Lettera di un morto
Passo tutto il giorno a pensare, in ogni secondo riesco a pensare cose che quando
stavo sopra la terra ci volevano molti giorni. La morte, credimi, non esiste.
Gli uomini si sono inventati la storia che si va da un'altra parte o che non
c'è più niente semplicemente perché gli uomini non vogliono
arrendersi all'evidenza: tutto continua, ma in un modo diverso, si vive, ma
dentro una bara. Io dopo pochi minuti che ero morto, quando il primo verme mi
è saltato nella coda dell'occhio, ho capito che niente era finito. Non
pensare che il mio sia uno stato penoso: il buio, la puzza, la carne putrida,
e poi le ossa sfasciate e poi la cenere, tutto questo noi lo percepiamo diversamente.

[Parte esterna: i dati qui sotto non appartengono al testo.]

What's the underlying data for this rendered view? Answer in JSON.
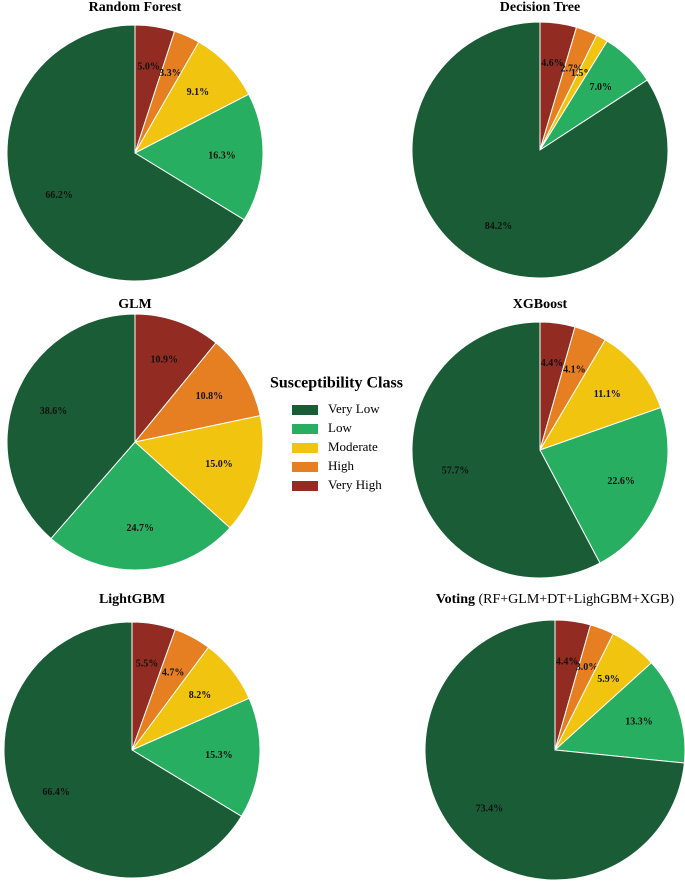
{
  "chart_data": [
    {
      "type": "pie",
      "title": "Random Forest",
      "legend_title": "Susceptibility Class",
      "categories": [
        "Very Low",
        "Low",
        "Moderate",
        "High",
        "Very High"
      ],
      "values": [
        66.2,
        16.3,
        9.1,
        3.3,
        5.0
      ],
      "value_labels": [
        "66.2%",
        "16.3%",
        "9.1%",
        "3.3%",
        "5.0%"
      ],
      "colors": [
        "#1a5c35",
        "#27ae60",
        "#f1c40f",
        "#e67e22",
        "#922b21"
      ]
    },
    {
      "type": "pie",
      "title": "Decision Tree",
      "categories": [
        "Very Low",
        "Low",
        "Moderate",
        "High",
        "Very High"
      ],
      "values": [
        84.2,
        7.0,
        1.5,
        2.7,
        4.6
      ],
      "value_labels": [
        "84.2%",
        "7.0%",
        "1.5%",
        "2.7%",
        "4.6%"
      ],
      "colors": [
        "#1a5c35",
        "#27ae60",
        "#f1c40f",
        "#e67e22",
        "#922b21"
      ]
    },
    {
      "type": "pie",
      "title": "GLM",
      "categories": [
        "Very Low",
        "Low",
        "Moderate",
        "High",
        "Very High"
      ],
      "values": [
        38.6,
        24.7,
        15.0,
        10.8,
        10.9
      ],
      "value_labels": [
        "38.6%",
        "24.7%",
        "15.0%",
        "10.8%",
        "10.9%"
      ],
      "colors": [
        "#1a5c35",
        "#27ae60",
        "#f1c40f",
        "#e67e22",
        "#922b21"
      ]
    },
    {
      "type": "pie",
      "title": "XGBoost",
      "categories": [
        "Very Low",
        "Low",
        "Moderate",
        "High",
        "Very High"
      ],
      "values": [
        57.7,
        22.6,
        11.1,
        4.1,
        4.4
      ],
      "value_labels": [
        "57.7%",
        "22.6%",
        "11.1%",
        "4.1%",
        "4.4%"
      ],
      "colors": [
        "#1a5c35",
        "#27ae60",
        "#f1c40f",
        "#e67e22",
        "#922b21"
      ]
    },
    {
      "type": "pie",
      "title": "LightGBM",
      "categories": [
        "Very Low",
        "Low",
        "Moderate",
        "High",
        "Very High"
      ],
      "values": [
        66.4,
        15.3,
        8.2,
        4.7,
        5.5
      ],
      "value_labels": [
        "66.4%",
        "15.3%",
        "8.2%",
        "4.7%",
        "5.5%"
      ],
      "colors": [
        "#1a5c35",
        "#27ae60",
        "#f1c40f",
        "#e67e22",
        "#922b21"
      ]
    },
    {
      "type": "pie",
      "title": "Voting",
      "subtitle": "(RF+GLM+DT+LighGBM+XGB)",
      "categories": [
        "Very Low",
        "Low",
        "Moderate",
        "High",
        "Very High"
      ],
      "values": [
        73.4,
        13.3,
        5.9,
        3.0,
        4.4
      ],
      "value_labels": [
        "73.4%",
        "13.3%",
        "5.9%",
        "3.0%",
        "4.4%"
      ],
      "colors": [
        "#1a5c35",
        "#27ae60",
        "#f1c40f",
        "#e67e22",
        "#922b21"
      ]
    }
  ]
}
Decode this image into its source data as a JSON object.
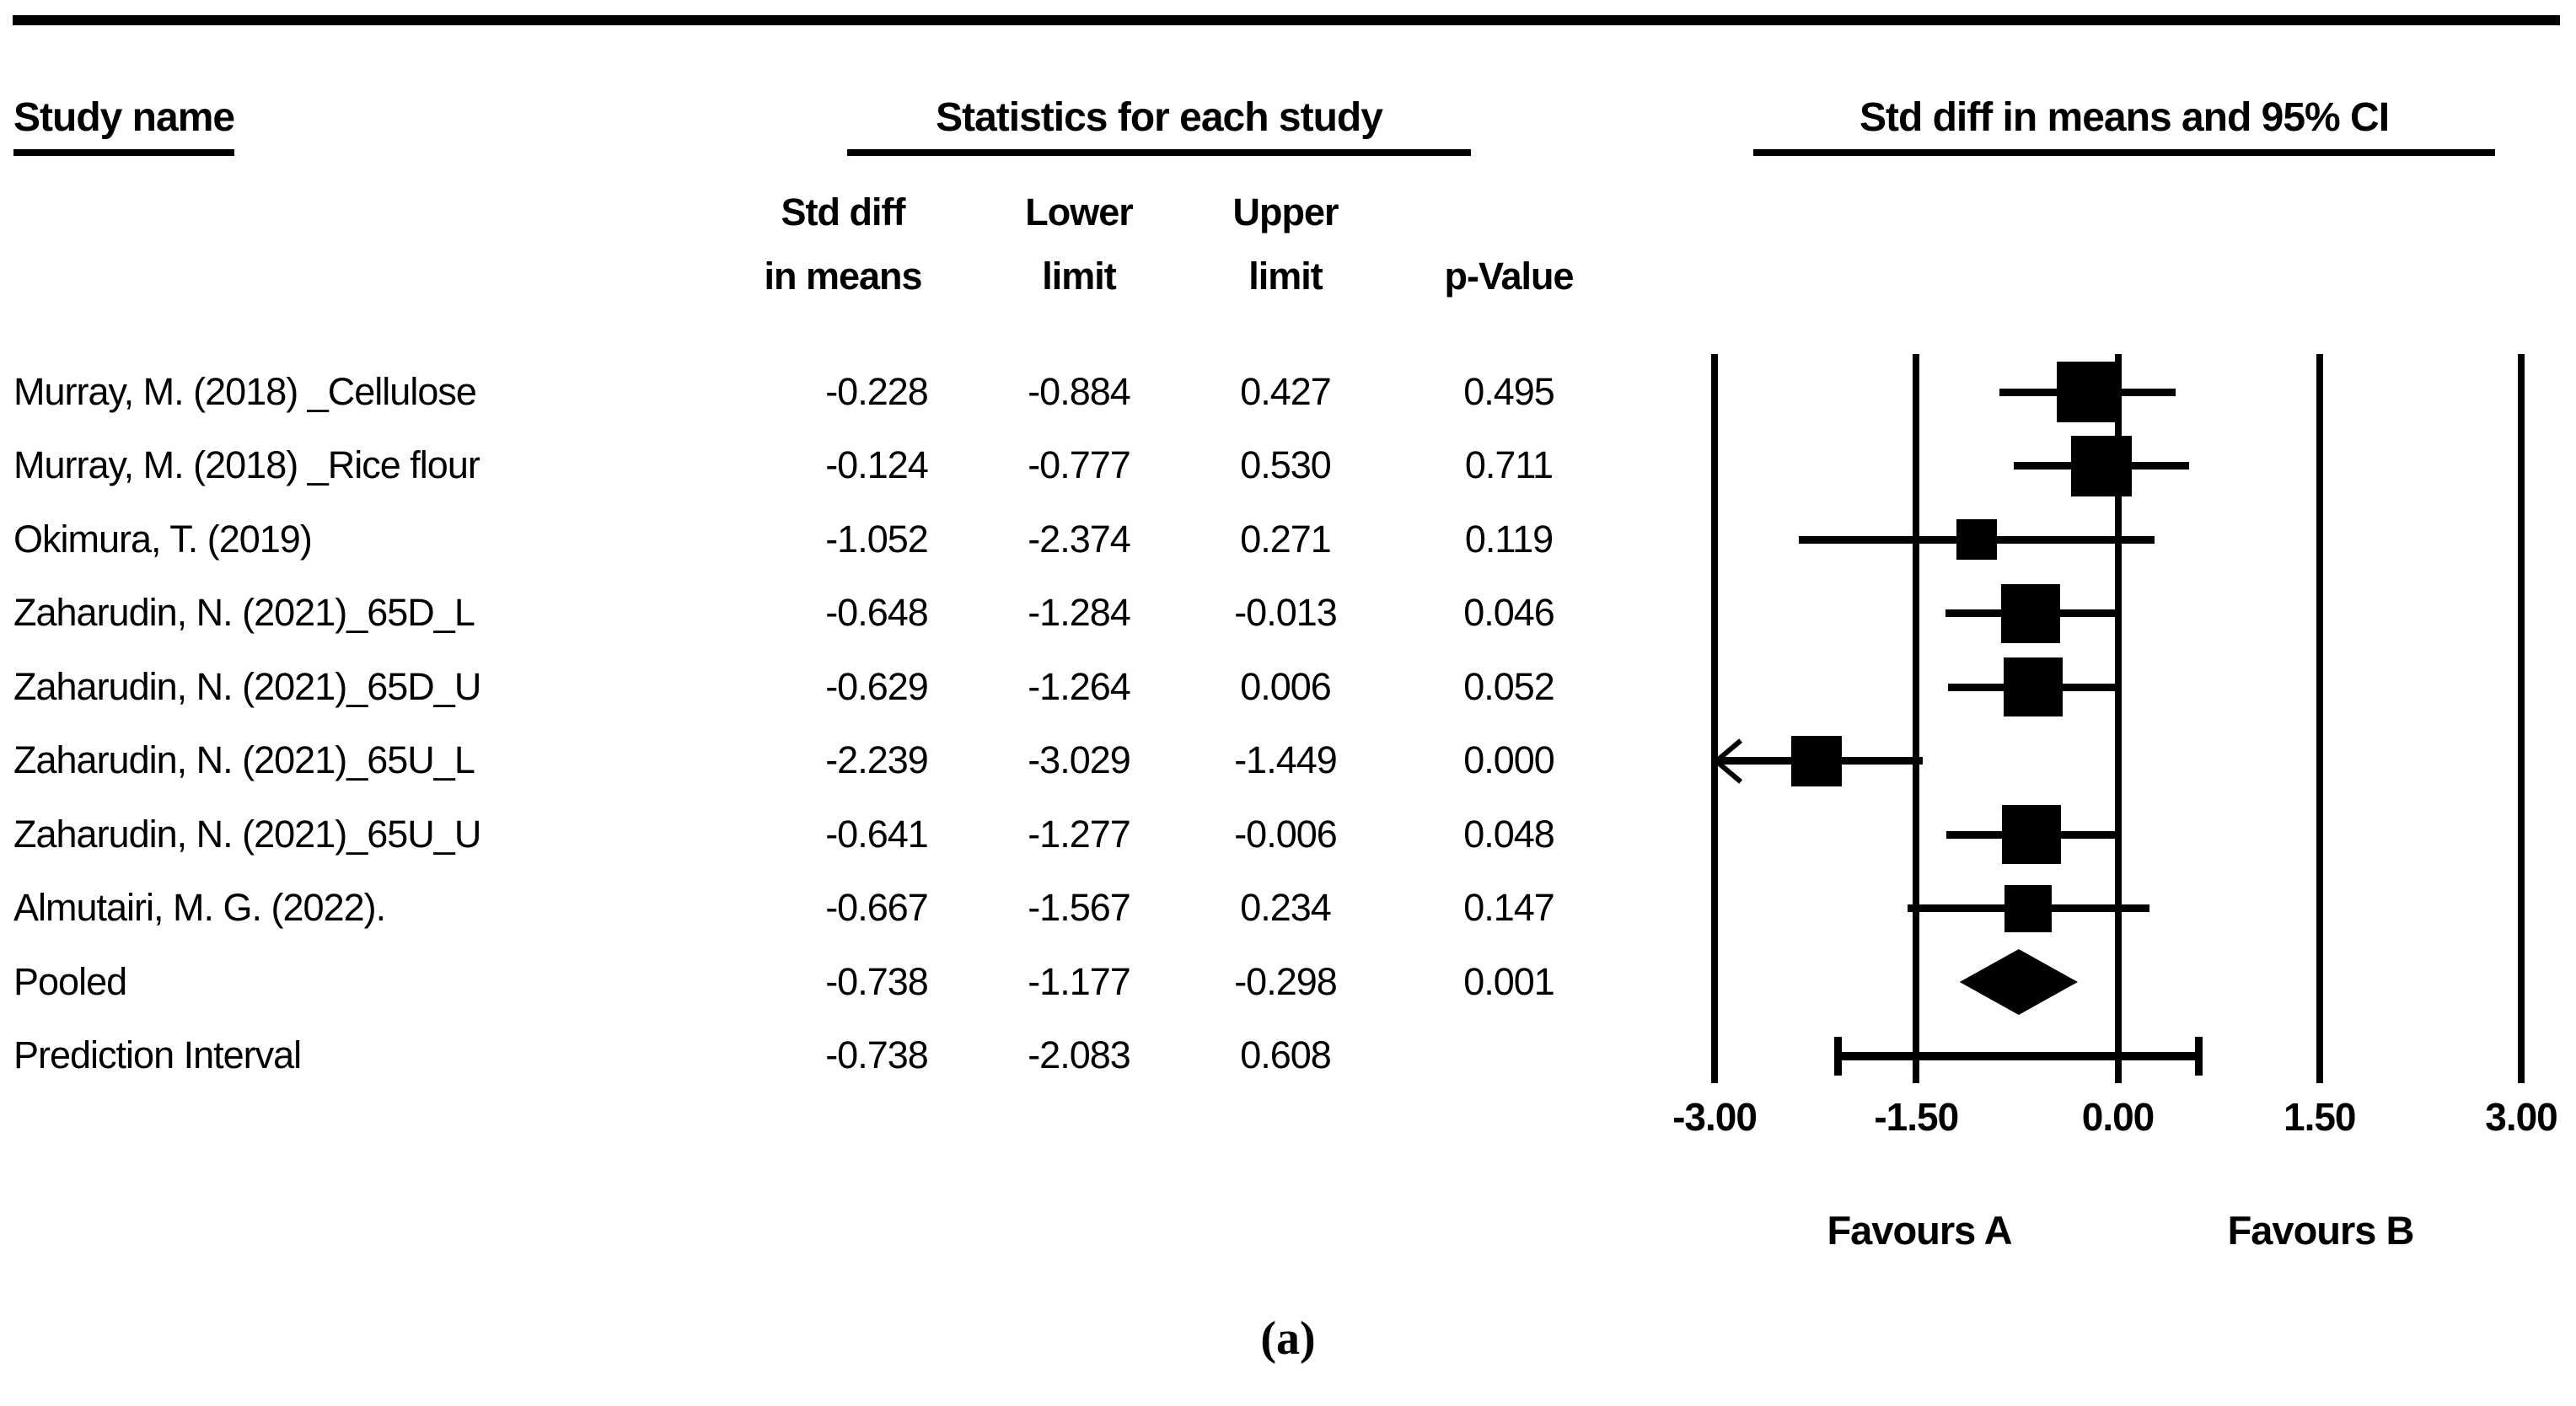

Quello che io adesso penso, a te arriverà in forma di parole, le parole
che usano i "vivi", ma qui ogni granello di materia ha una lingua
diversa e la sofferenza e la felicità non esistono, insomma non c'è
inferno e non c'è paradiso e si resta esattamente dove ci mettono, se
uno muore in fondo all'oceano conduce una vita un poco diversa da chi è
sistemato in una bara, o da chi è direttamente incenerito e finisce in
una piccola urna, in fondo all'oceano ci si dissolve lentamente tra le conchiglie
i coralli e la sabbia, per ritornare alla fine nel flusso e riflusso delle correnti,
indistinguibile dalla candida spuma. Io non so dirti esattamente da dove vengono
questi pensieri, forse da un angolo di un solo atomo, forse da niente, forse
da tutto. Ad ogni modo io adesso so perché tu non volevi stare con me.
So anche che cominciai ad ammalarmi quella sera che in ginocchio ti chiesi di
abbracciarmi e tu te ne andasti. Una cellula del pancreas si annerì di
colpo e portò le sue bandiere nere in giro per il corpo.